Bitcoin ignored Trump’s latest 25% tariff threat, but the $19B liquidation ghost from October is quietly resetting in the shadows
Summary
Bitcoin briefly dipped following President Trump's Jan. 12 threat of a 25% tariff on countries trading with Iran but quickly recovered, unlike the market reaction to a similar threat in October 2025. The key difference lies in market structure and the credibility of the announcement. The January threat lacked formal documentation, executive orders, or clear enforcement mechanisms, especially as the Supreme Court reviews the legality of Trump's use of the International Emergency Economic Powers Act (IEEPA) for tariffs. In contrast, the October threat, targeting China with a 100% tariff, hit a market with record-high open interest and crowded long positions, leading to over $19 billion in forced liquidations.

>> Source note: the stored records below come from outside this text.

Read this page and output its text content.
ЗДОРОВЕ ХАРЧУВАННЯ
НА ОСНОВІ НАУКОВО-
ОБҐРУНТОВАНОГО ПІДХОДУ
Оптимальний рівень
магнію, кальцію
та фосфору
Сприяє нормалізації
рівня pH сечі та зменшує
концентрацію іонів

The article outlines a framework for pricing policy noise based on Credibility, Immediacy, and Leverage Fragility. October scored high on all three, while January scored low on credibility and immediacy. Furthermore, the transmission channel for the Iran threat is less direct than the US-China trade war; any serious enforcement would primarily impact China, which is a major buyer of Iranian oil. The main macro risk remains indirect: if the threat sustains an oil price risk premium, higher inflation expectations could push up real yields, negatively impacting risk assets like crypto.
The lesson learned is that crypto is now immune to unenforced geopolitics. The market adapted by buying volatility (hedging) rather than selling spot, and institutional flows provided support. The $19B liquidation risk remains conditional; if future tariff threats gain credibility, immediacy, and hit a highly leveraged market structure again, a cascade could occur.